Sometimes people have difficulty wrapping their heads around the concept of exponential growth—like in the case of linear growth—30 steps will come out to over a billion. It is the reason why the cell phone in your pocket is a million times cheaper, a million times smaller, and a thousand times more powerful than a $60 million super computer was in the sixties. That’s a billion-fold increase in price and performance and miniaturization. Interestingly, the most dramatic increases in an exponential growth curve are in the last few steps.
Similar improvements in other technologies, such as those being studied at the Singularity University, will reshape industry and impact billions of lives. With this book, Diamandis and Kotler present compelling research and expert interviews designed to educate and inspire. Providing humanity with abundance is a great challenge, and Abundance outlines how.
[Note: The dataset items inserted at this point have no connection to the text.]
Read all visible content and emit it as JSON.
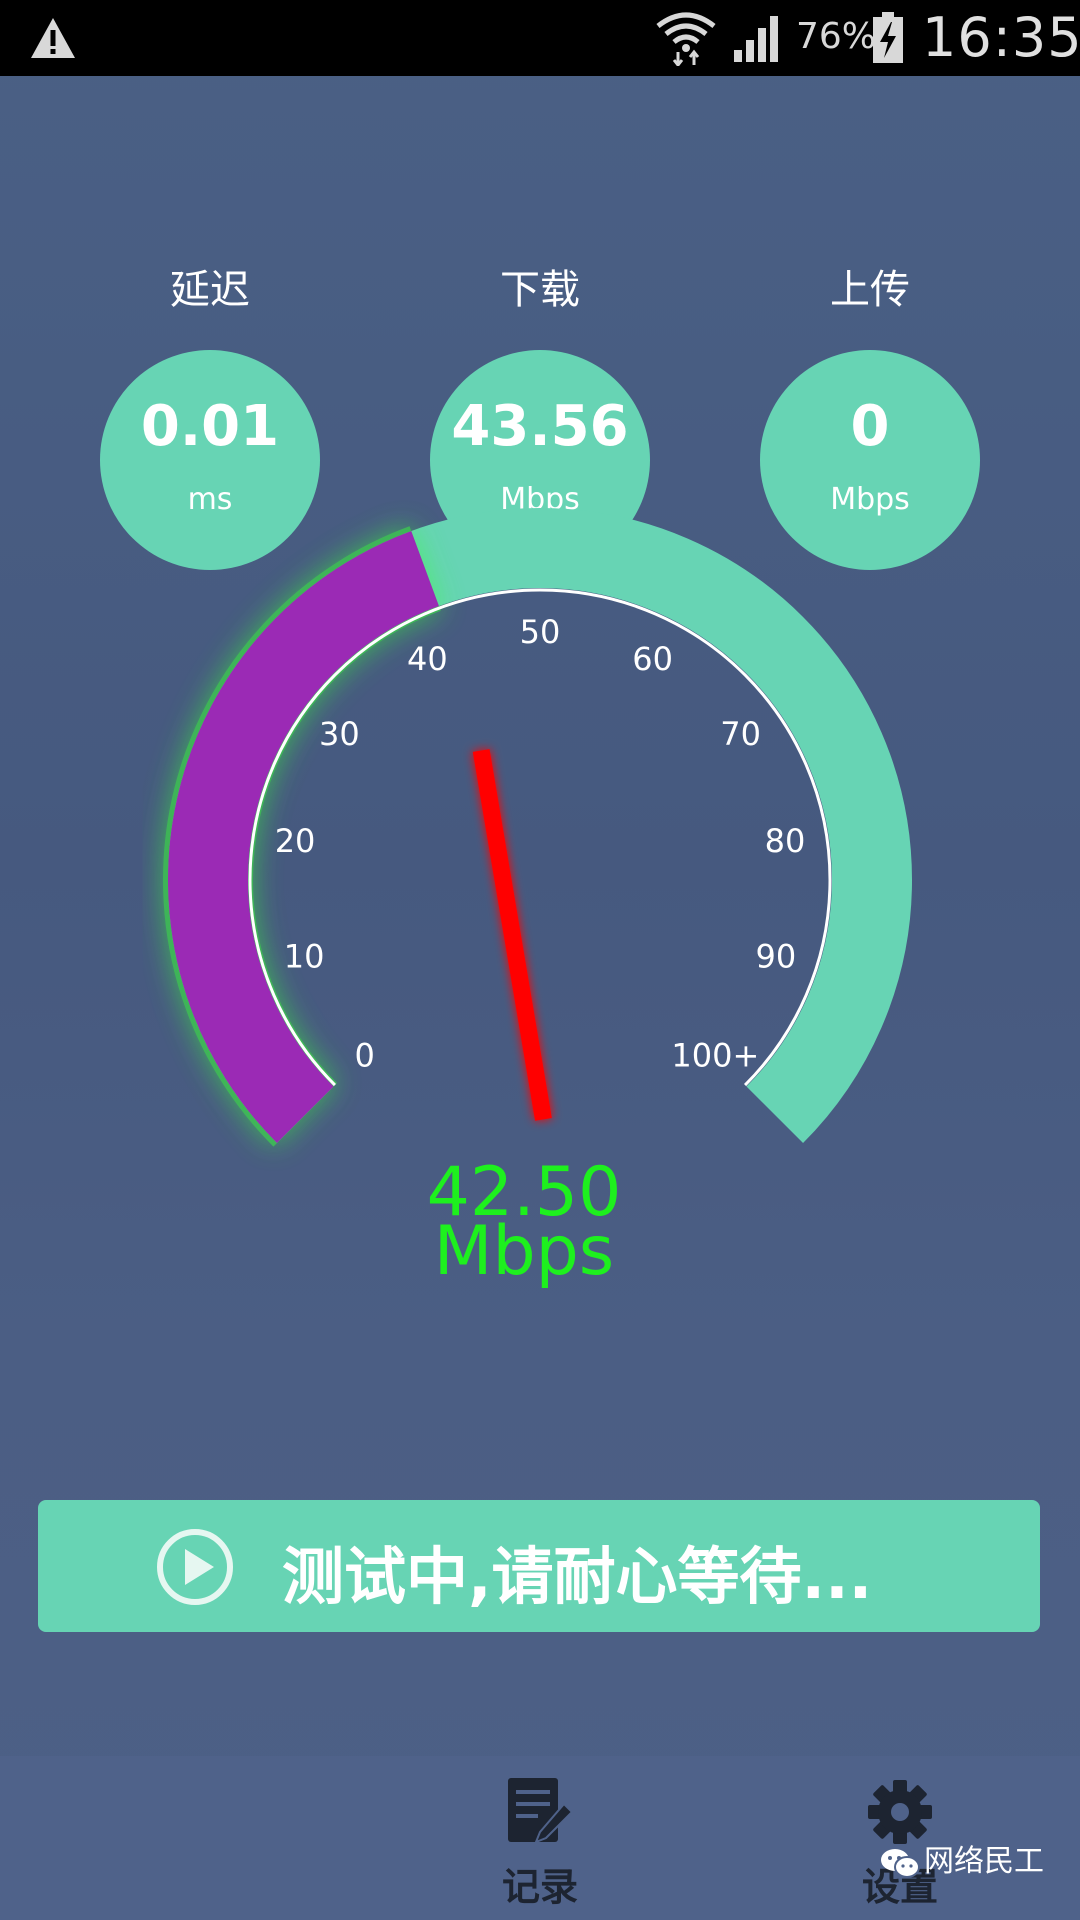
{
  "status_bar": {
    "battery_percent": "76%",
    "time": "16:35",
    "icons": [
      "warning-icon",
      "wifi-icon",
      "signal-icon",
      "battery-charging-icon"
    ]
  },
  "metrics": [
    {
      "label": "延迟",
      "value": "0.01",
      "unit": "ms"
    },
    {
      "label": "下载",
      "value": "43.56",
      "unit": "Mbps"
    },
    {
      "label": "上传",
      "value": "0",
      "unit": "Mbps"
    }
  ],
  "gauge": {
    "ticks": [
      "0",
      "10",
      "20",
      "30",
      "40",
      "50",
      "60",
      "70",
      "80",
      "90",
      "100+"
    ],
    "max": 100,
    "current_value": 42.5,
    "readout_value": "42.50",
    "readout_unit": "Mbps",
    "colors": {
      "progress": "#9b2ab5",
      "track": "#67d4b4",
      "glow": "#39ff39",
      "needle": "#ff0000",
      "readout": "#1ef01e"
    }
  },
  "action": {
    "text": "测试中,请耐心等待...",
    "icon": "play-icon"
  },
  "bottom_nav": {
    "items": [
      {
        "label": "记录",
        "icon": "record-icon"
      },
      {
        "label": "设置",
        "icon": "gear-icon"
      }
    ]
  },
  "watermark": {
    "text": "网络民工",
    "icon": "wechat-icon"
  }
}
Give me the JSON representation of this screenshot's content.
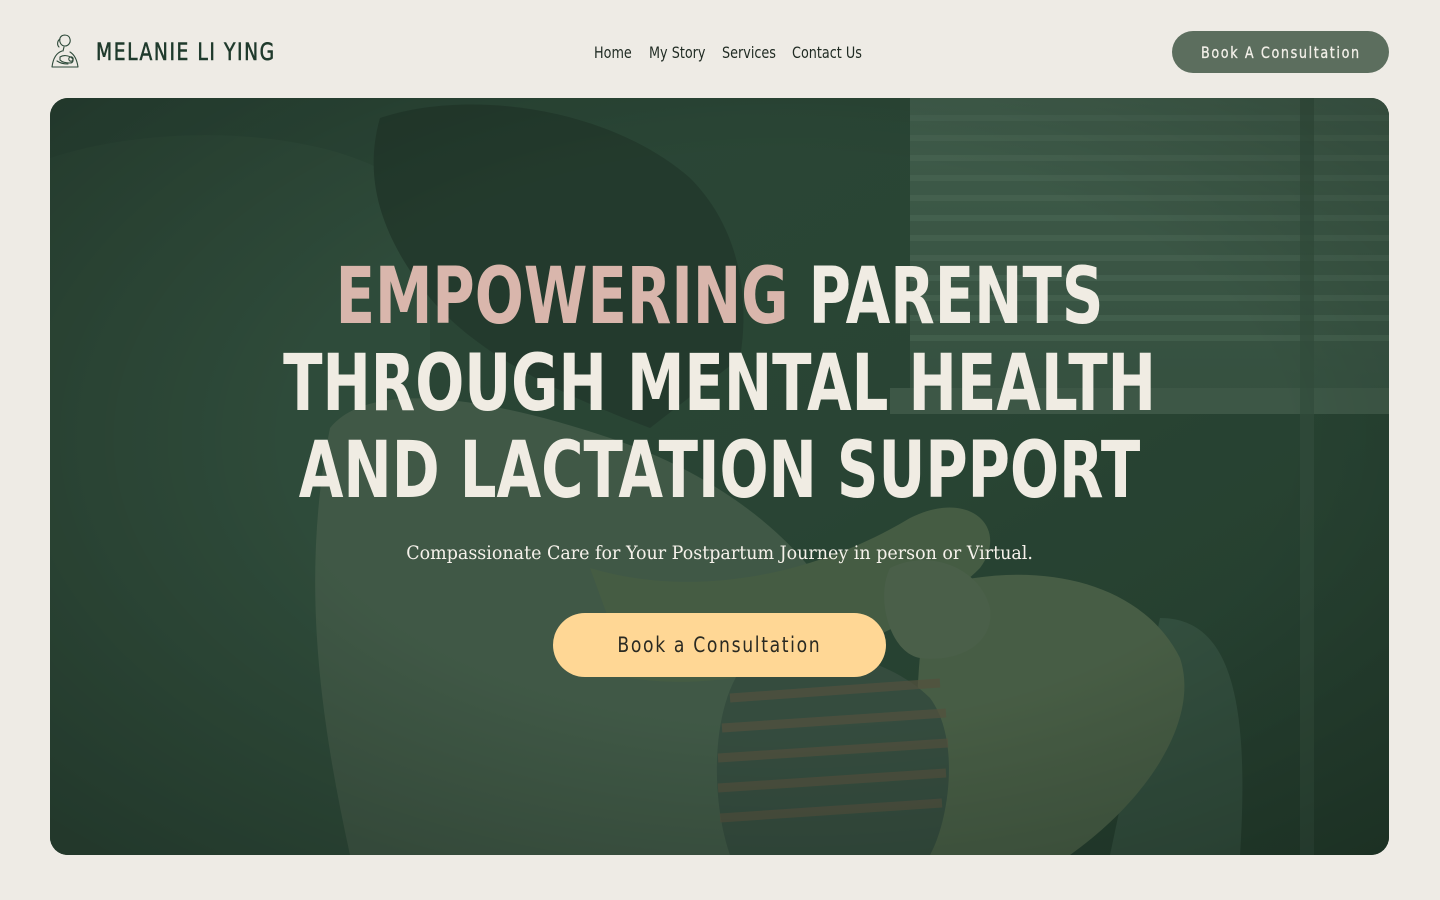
{
  "header": {
    "brand_name": "MELANIE LI YING",
    "logo_icon": "mother-holding-baby-line-icon",
    "nav": [
      {
        "label": "Home"
      },
      {
        "label": "My Story"
      },
      {
        "label": "Services"
      },
      {
        "label": "Contact Us"
      }
    ],
    "cta_label": "Book A Consultation"
  },
  "hero": {
    "title_accent": "EMPOWERING",
    "title_line1_rest": " PARENTS",
    "title_line2": "THROUGH MENTAL HEALTH",
    "title_line3": "AND LACTATION SUPPORT",
    "subtitle": "Compassionate Care for Your Postpartum Journey in person or Virtual.",
    "cta_label": "Book a Consultation",
    "background": "photo-parent-holding-child-near-window"
  },
  "colors": {
    "page_bg": "#EEEBE5",
    "brand_green": "#1F3A2C",
    "header_button": "#5C6E5E",
    "hero_accent": "#D9B6AC",
    "hero_cta": "#FFD795",
    "hero_text": "#F0ECE3"
  }
}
“Scarcity is often contextual,” they pose to the reader. While people are overwhelmed by the scarcity they observe in their day-to-day lives, there also exists a broader historical perspective. Consider this example; Napoleon had offered his most honored guests utensils made of aluminum, while his other guests had to make due with gold. The context of scarcity changes because technology is a resource-liberating mechanism.
Besides the concept of exponential growth in technologies, the book examines how these technologies are and will change the lives of people globally in the near to intermediate future. In fact, they already are.
The Rising Billion
A young person in Africa today with a cellphone has access to better communication technology than the President of the United States did 25 years ago. Abundance explores the concept of the Rising Billion—the phenomenon where the world’s poorest billion people are experiencing an unprecedented rise in global information and economic integration. In fact, mobile phones and the Internet are bringing education and market access to those that never had it before. Previously ignored, they are now becoming a valuable market for businesses. Previously lost, their ideas and aspirations can now be a creative force heard around the world.
DIY... With others
Not too long ago, advances in technology were often the workings of individual inventors. Because of this system, major changes were infrequent and the process wasn’t efficient. Next came organized research and development that was conducted only by well-funded projects within universities, governments, and corporations. Today, the Do-It-Yourself (DIY) movement is empowering and connecting individual innovators with capital and other like-minded individuals. As a result of this shift, new technologies, such as 3D printers, can come about very quickly because of this networked innovation.
Technophilanthropists
Abundance also looks at a new breed of change agents, known as technophilanthropists. As we know, information technology has created some of the richest and most successful business individuals in history who want to make a difference. People like Microsoft’s Bill Gates, eBay’s Jeff Skoll, and Facebook’s Mark Zuckerberg are revolutionizing philanthropy by how they give. Referring to technophilanthropists, Elon Musk said, “They are now attracted to the biggest problems facing humanity, particularly in areas such as education, healthcare, and sustainable energy. The result will be the creation of new technologies, companies, and jobs that will bring prosperity to billions on Earth.”
Abundance is a must read for anyone who wants to understand how, “Humanity is entering a period of radical transformation where technology has the potential to significantly raise the basic standard of living for every man, woman, and child on the planet.”